Public safety, of which road safety and the reduction of traffic accidents form an integral part, is a key operational priority for the Lantau Police District.
The police will continue to promote road safety through a three-pronged approach, namely: publicity, education and enforcement.
Our officers are very mindful of your correspondent's concerns.
Not only in Sham Shui Po, but throughout Hong Kong, the police are taking enforcement action, including warnings and arrests, against persons driving motorised bicycles and tricycles in contravention of the law. Indeed, on March 19, two people were arrested for such offences on Lantau.
Please be assured that the police will continue to monitor the situation and take appropriate action to ensure the safety of all road users.
To assist the local police, your readers are encouraged to report any sighting of the use of electric bicycles and tricycles in the Mui Wo area to the duty officer of the Lantau South divisional police station at 2984 6200, or call 999 in case of emergency situations.

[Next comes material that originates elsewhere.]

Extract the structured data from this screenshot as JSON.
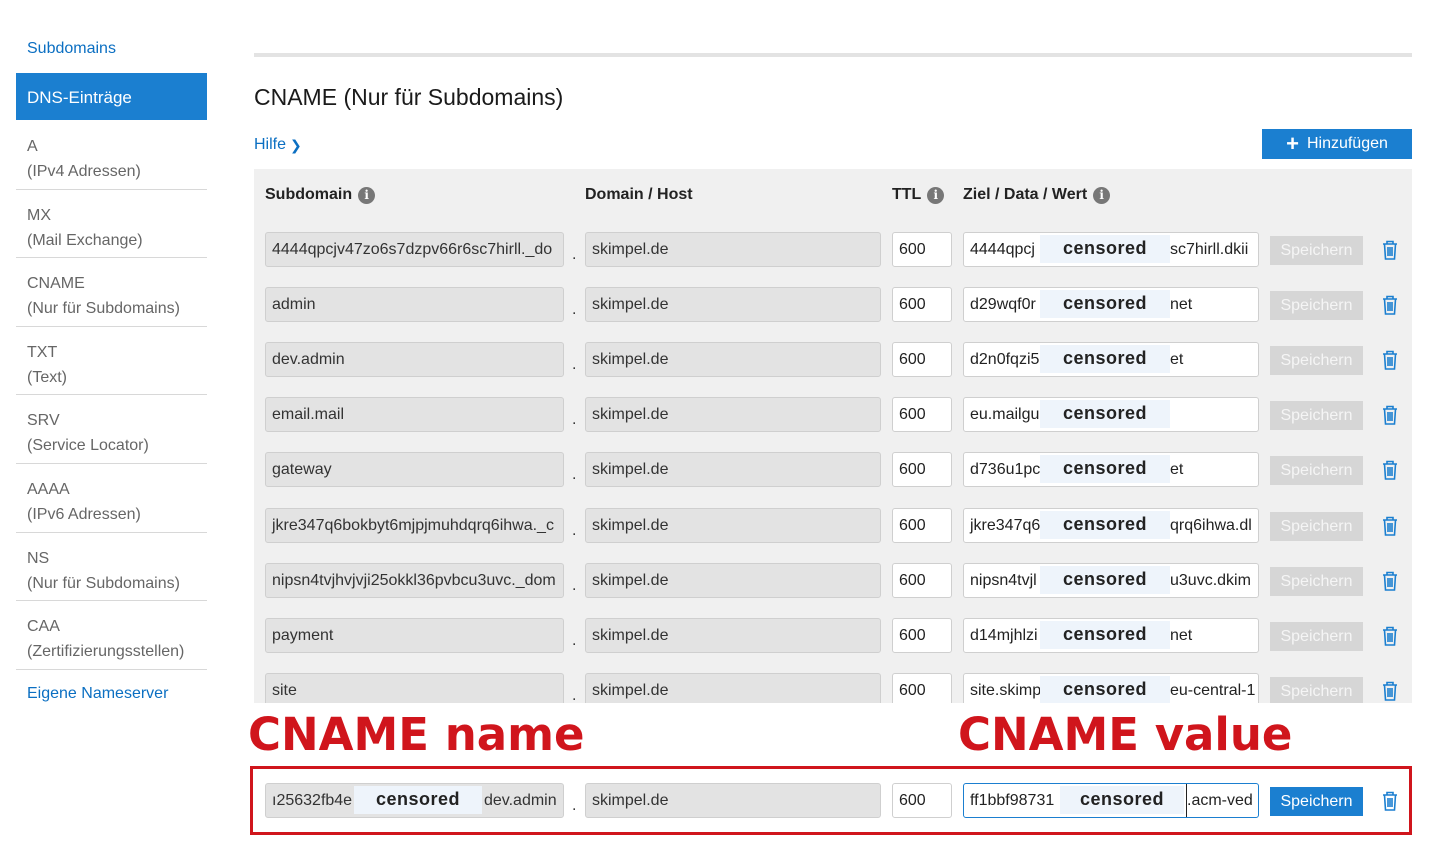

Eddie Wong Kwok-wai, chief superintendent, police public relations branch
Call to recycle intelligence on 'danger' bikes (16/3/13)
I laughed at an item on a news programme on television earlier this week, regarding an arrest over driving a modified bicycle in Sham Shui Po and the bicycle being photographed from all angles as if it were something extraordinary.
Come to Mui Wo, where these bikes are everywhere and increasing in number every month as new consignments arrive from the mainland.
As the arresting police rightly pointed out, they are driven without registration and they are dangerous as they are motorised, very heavy and impossible to stop quickly.
In Mui Wo they are driven at speed down the emergency vehicular access roads which are closed to traffic, and also on narrow, winding paths where anyone would be badly injured should they step into the path of one.
Even worse, tricycles with passenger seats on the back are also modified - no chance of these stopping should you be in their way.
Please would the sharp-eyed Sham Shui Po police give their Mui Wo colleagues some hints on how to spot these modified vehicles?
They should also give advice on which laws the drivers are contravening, in order that we may see the removal of this danger from our area.